Бабушка тихо сердилась:
– Она еще ребенок! Пусть мечтает!
Хотя девочка рано понимать начала: на самом деле принцев нет. В Кувшинино точно. Парни, едва в подростковый возраст входили, сразу пить начинали, курить, мат через слово. Если свой мотоцикл имеется – уже герой, девчонки хвостом ходят.
Но однажды – было тогда Богдане тринадцать – остановила ее цыганка. Предложила:
– Давай погадаю.
Школьница вздохнула:
– У меня денег нет.
– Не надо денег. Так скажу. – Взяла ее руку, поизучала и взглянула с уважением. – Ох, какая у тебя необычная жизнь будет! Миллионер, красавец, иностранец замуж будет умолять выйти. А ты откажешь.
Пьяная цыганка, что ли?
На дворе стоял 1987-й. Январский пленум ЦК КПСС уже состоялся, обновление всех сторон жизни страны объявили. Люди болтали о грядущих переменах, бабушка запоем читала только что разрешенных «Детей Арбата» и «Белые одежды», мама смотрела «Шестьсот секунд»[1]1
Передача на Ленинградском телевидении. Выходила с 1987 по 1993 год и считалась одним из символов перестройки.
[Закрыть], но в целом как было в Кувшинино болото, так и осталось.
А гадалка усмехается:
– Рожу не криви. Знаю, что говорю. И границы откроются, и миллионеры появятся. Они всегда на обломках.
– Каких еще обломках?
Предсказательница воздела грязный перст с ярким облупившимся лаком:
– Скоро беда начнется. Не будет такой страны Советский Союз. И партии коммунистической не будет.
– А куда ж оно денется?
– Все кувырком полетит. Заводы встанут. Деньги в бумажки превратятся. Много людей погибнет, ты близкого человека потеряешь.

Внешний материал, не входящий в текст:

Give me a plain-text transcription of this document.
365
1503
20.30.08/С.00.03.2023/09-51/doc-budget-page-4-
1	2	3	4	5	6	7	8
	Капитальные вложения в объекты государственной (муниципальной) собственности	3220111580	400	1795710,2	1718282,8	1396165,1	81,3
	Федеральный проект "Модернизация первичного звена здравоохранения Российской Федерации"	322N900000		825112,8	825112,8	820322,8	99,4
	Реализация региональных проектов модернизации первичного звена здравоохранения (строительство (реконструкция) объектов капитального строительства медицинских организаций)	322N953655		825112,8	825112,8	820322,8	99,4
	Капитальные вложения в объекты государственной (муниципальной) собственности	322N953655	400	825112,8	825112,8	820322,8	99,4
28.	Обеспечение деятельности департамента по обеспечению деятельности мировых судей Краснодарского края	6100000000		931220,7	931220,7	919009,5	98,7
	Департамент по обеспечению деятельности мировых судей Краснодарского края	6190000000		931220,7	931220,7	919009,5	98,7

И только через бубнового короля спасешься.
У Богданы еще тысяча вопросов: кто умрет, мать или бабушка? С матерью у нее отношения так себе, а бабулю жалко. И как король бубновый выглядеть будет?
Но цыганка больше ничего не сказала – что за интерес забесплатно стараться?
Богдана с девчонками постоянно гадала – на картах, на кофейной гуще, – поэтому к пророчеству отнеслась со всей серьезностью. Немедленно бабушке бросилась докладывать.
Та поджала губы:
– Чего слушаешь всяких дур? С чего бы Советскому Союзу рушиться? Семьдесят лет стоит и еще тысячу продержится.
– Так перестройка! Ветер перемен!
Но старуха отмахнулась:
– Поболтают – и по-старому станет. Много раз так было. То НЭП, то кукурузу вместо хлеба растили. А потом все назад возвращалось.
Когда живешь в Кувшинино, действительно трудно в перемены поверить. Это в Москве с Питером и митинги, и доллары купить можно, и «Мерседес» на улице увидеть.
А у них только кооперативное кафе открылось на главной площади. Богдана с подружками заглянули: скатерти белые, известная на весь город хамка-официантка вместо грязного халата в белой наколочке. С кислым видом говорит входящим «Здравствуйте». А шашлык десять рублей порция! Хотя на рынке килограмм хорошей свинины по два пятьдесят.
Ну, и в школе событие. Трое десятиклассников объявили: выходят из ВЛКСМ. Билеты комсомольские на стол, взносы платить отказались. Раньше бы выгнали отовсюду с треском, а сейчас ничего, сошло.
Но в их семье ничего не менялось. И бабушка Богдану настраивала: «Хочешь принца – учись. Езжай в Москву, поступай в институт. И там себе выбирай – студента перспективного, лучше со столичной пропиской».
Богдана корпеть над учебниками ленилась и хотела в музучилище – с детства обожала петь. Голос приличный, а с корочками вообще куда угодно возьмут – хоть в хор, хоть в ресторан.
Но бабушка считала: вздор. «Звезд» только богатые любовники зажигают, а по кабакам петь для блатных – верный путь в пропасть. Убеждала Богдану готовиться в институт, где мальчиков много: автодорожный или строительный.
Впрочем, консенсуса (модное нынче слово) достичь не успели.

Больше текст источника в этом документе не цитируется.